オーナーの吝嗇ぶりは、方々から聞こえてくる。
ざっと計算してみると、この場合、選手の俸給は半額程度の減少にとどまるし、TBS(ターナー・ブロードキャスティング)が「ポストシーズンの放映だけで10億ドルを払う」と手を挙げたこともあって、オーナー側の損害も1球団あたり2000万ドル程度ですむはずだ(ノー・シーズンの場合、各球団の損害は1億ドル前後に達するといわれている)。
観客も、とりあえずは不満を呑み込むのではないか。
それにしても、アメリカの雑誌や新聞に、オーナーたちのインタヴュー記事がこのところほぼ皆無なのは、どういうわけだろう。
「野球はあまり儲からない」などといった言い訳がましい発言だけは漏れ伝わってくるのだが、これとて首をかしげざるを得ない。ラジオでそう発言したのはカーディナルスのオーナー、ビル・デウィットJr.だが、彼が1995年に1億5000万ドルで購入した球団の資産価値は、いまや20億ドルを超えている。
これ以外にも、オーナーの吝嗇ぶりは、方々から聞こえてくる。
ナショナルズを保有するマーク・ラーナーとその一族は、傘下にあるマイナーリーガーの休業補償を、週に100ドル(!)減らそうとした。
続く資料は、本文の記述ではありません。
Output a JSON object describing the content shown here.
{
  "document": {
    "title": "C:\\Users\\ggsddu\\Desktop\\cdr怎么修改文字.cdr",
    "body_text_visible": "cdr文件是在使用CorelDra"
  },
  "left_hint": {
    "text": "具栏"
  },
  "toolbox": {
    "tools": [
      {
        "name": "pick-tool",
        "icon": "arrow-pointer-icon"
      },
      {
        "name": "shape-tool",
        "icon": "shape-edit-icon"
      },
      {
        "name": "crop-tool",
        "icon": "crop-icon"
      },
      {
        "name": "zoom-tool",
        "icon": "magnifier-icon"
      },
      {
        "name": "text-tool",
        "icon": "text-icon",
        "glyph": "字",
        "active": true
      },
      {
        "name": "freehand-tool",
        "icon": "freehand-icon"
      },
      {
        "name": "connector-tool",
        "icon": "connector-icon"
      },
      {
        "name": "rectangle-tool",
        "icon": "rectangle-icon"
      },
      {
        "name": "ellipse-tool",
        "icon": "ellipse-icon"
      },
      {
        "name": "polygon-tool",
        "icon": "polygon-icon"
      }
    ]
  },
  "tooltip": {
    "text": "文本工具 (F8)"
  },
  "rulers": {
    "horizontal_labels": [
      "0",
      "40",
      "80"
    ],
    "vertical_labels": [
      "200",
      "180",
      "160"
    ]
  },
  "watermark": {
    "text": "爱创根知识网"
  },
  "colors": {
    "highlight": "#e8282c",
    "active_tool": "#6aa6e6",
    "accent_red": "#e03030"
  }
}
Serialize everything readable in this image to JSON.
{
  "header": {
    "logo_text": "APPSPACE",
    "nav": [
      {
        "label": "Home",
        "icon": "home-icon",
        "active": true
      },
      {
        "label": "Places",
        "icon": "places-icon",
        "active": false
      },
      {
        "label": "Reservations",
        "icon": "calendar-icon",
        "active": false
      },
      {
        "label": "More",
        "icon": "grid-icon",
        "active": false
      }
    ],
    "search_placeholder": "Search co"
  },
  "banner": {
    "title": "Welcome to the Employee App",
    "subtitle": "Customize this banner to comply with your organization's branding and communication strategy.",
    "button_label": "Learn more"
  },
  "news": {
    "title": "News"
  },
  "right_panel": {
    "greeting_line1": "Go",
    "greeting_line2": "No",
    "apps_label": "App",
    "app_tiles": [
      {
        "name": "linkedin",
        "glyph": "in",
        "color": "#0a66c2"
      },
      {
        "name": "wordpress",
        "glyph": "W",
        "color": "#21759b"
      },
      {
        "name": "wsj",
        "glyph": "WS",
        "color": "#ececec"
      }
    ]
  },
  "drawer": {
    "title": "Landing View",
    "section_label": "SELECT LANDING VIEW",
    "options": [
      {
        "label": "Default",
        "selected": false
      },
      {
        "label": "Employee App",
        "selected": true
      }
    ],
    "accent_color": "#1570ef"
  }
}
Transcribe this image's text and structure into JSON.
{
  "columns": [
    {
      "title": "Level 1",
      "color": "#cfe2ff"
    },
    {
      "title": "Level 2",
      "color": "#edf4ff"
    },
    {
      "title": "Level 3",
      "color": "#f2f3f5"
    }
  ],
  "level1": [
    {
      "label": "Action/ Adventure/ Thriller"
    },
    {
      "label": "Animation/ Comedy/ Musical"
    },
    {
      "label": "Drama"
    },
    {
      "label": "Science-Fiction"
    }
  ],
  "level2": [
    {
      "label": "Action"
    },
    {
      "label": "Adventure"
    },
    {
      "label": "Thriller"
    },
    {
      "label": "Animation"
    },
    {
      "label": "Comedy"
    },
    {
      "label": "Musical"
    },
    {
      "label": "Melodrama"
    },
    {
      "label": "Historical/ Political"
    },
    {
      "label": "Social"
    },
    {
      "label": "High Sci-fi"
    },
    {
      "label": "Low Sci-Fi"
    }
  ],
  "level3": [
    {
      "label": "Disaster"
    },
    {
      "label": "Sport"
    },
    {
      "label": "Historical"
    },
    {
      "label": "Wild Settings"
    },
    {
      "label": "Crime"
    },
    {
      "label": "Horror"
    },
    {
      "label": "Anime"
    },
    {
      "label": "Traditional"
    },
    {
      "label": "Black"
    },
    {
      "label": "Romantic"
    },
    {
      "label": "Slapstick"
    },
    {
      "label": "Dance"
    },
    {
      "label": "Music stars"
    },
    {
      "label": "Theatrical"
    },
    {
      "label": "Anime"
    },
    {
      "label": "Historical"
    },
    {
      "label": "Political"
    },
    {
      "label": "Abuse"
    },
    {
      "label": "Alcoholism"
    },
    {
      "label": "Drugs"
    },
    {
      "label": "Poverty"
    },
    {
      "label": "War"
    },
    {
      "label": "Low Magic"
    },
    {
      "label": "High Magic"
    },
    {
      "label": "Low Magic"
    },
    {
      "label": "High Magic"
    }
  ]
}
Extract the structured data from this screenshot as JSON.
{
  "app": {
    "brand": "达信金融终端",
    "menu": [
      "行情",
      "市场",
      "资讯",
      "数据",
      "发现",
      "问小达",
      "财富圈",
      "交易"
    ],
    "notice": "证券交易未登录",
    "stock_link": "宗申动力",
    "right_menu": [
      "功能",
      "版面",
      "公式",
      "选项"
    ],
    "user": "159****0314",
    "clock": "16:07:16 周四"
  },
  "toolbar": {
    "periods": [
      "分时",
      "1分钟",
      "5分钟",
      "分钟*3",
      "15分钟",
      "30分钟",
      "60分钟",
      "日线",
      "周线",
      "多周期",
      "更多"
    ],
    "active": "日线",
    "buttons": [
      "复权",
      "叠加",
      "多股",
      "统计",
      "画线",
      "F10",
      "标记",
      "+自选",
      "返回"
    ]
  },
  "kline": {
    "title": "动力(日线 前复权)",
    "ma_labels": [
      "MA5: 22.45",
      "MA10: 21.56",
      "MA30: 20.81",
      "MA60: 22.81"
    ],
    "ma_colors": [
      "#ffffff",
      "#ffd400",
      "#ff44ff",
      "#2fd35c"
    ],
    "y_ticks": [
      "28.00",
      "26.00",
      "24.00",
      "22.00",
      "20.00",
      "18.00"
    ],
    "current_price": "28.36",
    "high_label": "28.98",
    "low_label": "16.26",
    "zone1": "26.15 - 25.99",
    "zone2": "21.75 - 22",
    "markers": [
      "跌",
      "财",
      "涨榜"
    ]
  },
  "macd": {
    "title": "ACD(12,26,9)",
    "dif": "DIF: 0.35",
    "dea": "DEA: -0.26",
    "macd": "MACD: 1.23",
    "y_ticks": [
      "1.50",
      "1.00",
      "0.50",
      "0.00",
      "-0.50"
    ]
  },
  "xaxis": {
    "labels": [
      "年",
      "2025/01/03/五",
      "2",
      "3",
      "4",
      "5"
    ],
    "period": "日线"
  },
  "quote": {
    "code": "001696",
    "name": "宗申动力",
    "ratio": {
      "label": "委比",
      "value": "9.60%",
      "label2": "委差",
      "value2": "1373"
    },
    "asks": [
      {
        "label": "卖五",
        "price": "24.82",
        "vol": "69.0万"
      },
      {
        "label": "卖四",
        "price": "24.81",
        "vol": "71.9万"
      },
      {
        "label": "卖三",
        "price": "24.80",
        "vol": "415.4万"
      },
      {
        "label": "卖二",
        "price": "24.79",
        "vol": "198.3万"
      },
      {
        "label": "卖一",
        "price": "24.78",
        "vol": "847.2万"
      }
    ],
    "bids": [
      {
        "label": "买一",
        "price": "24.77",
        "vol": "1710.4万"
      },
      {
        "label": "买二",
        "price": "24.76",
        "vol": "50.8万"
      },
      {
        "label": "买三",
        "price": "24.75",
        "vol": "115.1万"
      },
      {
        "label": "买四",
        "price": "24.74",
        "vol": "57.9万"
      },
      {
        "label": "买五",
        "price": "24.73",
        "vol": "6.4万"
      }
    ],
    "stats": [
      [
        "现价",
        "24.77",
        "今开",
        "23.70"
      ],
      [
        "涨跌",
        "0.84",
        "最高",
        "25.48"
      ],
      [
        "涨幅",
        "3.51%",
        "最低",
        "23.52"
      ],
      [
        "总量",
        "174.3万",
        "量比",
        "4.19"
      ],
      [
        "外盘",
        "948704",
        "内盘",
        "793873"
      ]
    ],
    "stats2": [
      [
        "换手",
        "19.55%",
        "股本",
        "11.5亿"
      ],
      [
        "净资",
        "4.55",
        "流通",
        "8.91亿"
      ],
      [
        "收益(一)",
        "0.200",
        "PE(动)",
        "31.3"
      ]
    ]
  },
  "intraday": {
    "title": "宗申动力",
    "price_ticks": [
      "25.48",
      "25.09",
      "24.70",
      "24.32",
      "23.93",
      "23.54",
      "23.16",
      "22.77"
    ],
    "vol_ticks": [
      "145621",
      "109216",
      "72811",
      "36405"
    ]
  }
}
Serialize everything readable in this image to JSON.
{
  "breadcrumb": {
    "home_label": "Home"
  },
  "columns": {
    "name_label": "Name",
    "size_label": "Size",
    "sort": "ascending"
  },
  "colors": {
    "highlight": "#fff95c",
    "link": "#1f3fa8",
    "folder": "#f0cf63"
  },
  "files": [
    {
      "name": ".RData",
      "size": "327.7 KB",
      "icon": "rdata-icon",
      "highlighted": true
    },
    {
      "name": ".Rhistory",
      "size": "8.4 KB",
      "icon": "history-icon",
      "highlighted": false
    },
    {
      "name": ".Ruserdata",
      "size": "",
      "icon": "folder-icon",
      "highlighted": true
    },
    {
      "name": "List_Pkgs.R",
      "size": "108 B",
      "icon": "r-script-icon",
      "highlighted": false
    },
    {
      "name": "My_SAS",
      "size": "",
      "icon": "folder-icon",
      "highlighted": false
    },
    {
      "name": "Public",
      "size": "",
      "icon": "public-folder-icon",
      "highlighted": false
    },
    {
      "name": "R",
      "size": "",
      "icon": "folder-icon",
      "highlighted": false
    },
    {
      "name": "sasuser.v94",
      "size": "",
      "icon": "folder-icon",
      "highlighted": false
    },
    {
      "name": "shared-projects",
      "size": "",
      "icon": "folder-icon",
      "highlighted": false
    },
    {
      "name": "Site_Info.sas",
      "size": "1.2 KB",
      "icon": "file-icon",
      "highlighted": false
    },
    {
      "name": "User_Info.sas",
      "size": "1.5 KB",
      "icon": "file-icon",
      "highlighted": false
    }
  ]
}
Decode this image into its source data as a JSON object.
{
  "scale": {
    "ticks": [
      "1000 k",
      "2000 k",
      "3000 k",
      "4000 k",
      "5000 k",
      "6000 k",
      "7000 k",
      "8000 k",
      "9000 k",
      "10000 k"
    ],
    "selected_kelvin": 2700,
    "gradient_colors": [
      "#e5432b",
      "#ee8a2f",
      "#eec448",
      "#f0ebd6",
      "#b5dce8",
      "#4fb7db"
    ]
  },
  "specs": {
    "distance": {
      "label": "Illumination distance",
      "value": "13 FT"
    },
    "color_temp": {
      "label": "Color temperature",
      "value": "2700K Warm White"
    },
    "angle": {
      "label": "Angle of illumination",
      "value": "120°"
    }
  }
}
アスレティックスを保有するジョン・J・フィッシャーは、傘下に属するマイナーリーガーの給与打ち切りを表明し、世論の袋叩きに遭って、それをしぶしぶ撤回した。
ちなみに、ナショナルズの資産価値は19億ドル、貧乏球団と評されるアスレティックスでさえ、資産価値は11億ドルに達する。金持ちであること自体に罪はないが、ケチな金持ちは美しくない。もしオーナー側の譲歩を引き出すことができたら、マンフレッドの株はまちがいなく上がるはずだ。